Sandra Bland, 28, of Chicago was stopped for a minor traffic violation July 10 and was arrested for assaulting an officer. Three days later, she was found dead in her jail cell, and relatives, friends and civil rights activists continue to demand an outside investigation of what happened.
The dashboard video was posted by the Texas Department of Public Safety on its website Tuesday. After the trooper hands Bland a ticket, he tells her she seems irritated. Bland replies that she is irritated because she changed lanes to make way for the trooper’s car.
The confrontation heats up from there. Bland loudly accuses the officer of slamming her head into the ground, “all for a traffic signal!” But the encounter is off camera.
“It was not a model traffic stop, and it was not a model person that was stopped,” Waller County District Attorney Elton Mathis said at an earlier press conference.
Also Tuesday, the Waller County sheriff’s office released three hours of video from a jail camera that shows the area outside the cell where Bland died.
In that video, there is no direct view of Bland in her cell, but it does show the moment a guard discovers something is wrong. Later, paramedics arrive to remove the body.
Waller County Sheriff’s Department Captain Brian Cantrell said guards found her in a standing position with a cord fashioned from a plastic garbage bag around her neck.
“She passed through asphyxiation, so that tells you that she could not breathe, and that can happen whether standing, kneeling down or sitting down,” Cantrell said.
Mathis said final judgment on what happened to Bland would depend on evidence gathered by law enforcement authorities, including the FBI.
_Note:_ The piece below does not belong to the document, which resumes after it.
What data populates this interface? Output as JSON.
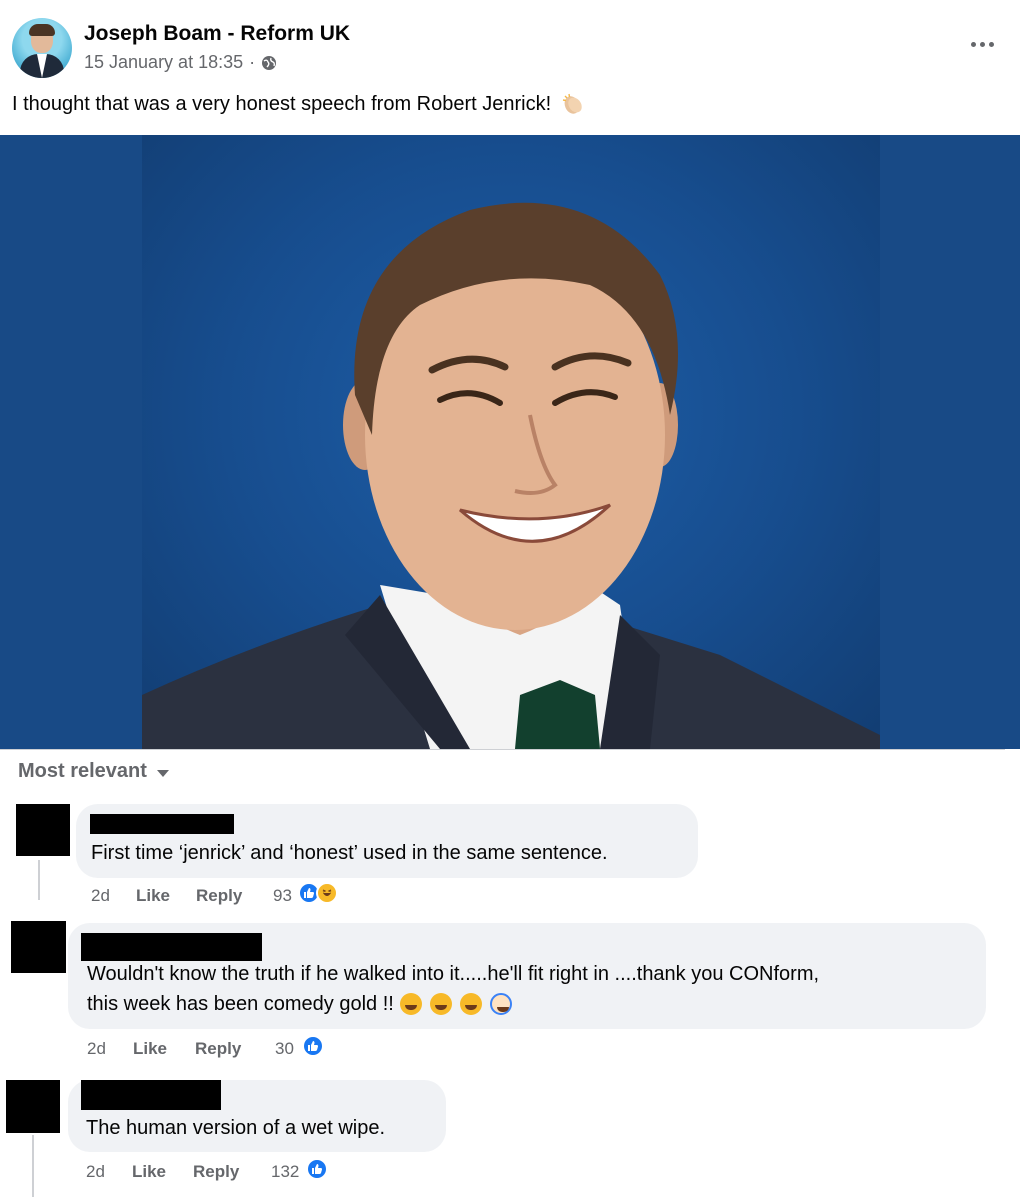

“It is very much too early to make any kind of determination that this was a suicide or a murder because the investigations are not complete,” Mathis said.
Bland was an outspoken critic of police abuse of African-Americans, so many in Waller County think that might have been why she was stopped.
Black religious figures have called for a Justice Department investigation, saying Bland's civil rights were violated because of her race.
Among those holding a daily vigil outside the jail is the Reverend Hannah Bonner, who identifies with Bland as a fellow activist.
“There’s that sense of solidarity that you build within the movement and that sense that we have lost one of our own,” Bonner said.
Brandi, another vigil participant, also believes racism was behind the jail cell death. “It is a tragedy for this town, for this city, for our nation that these types of brutalities continue to happen,” she said.
Officials are calling for patience as they await the results of the investigation. Those results should be known by sometime next month.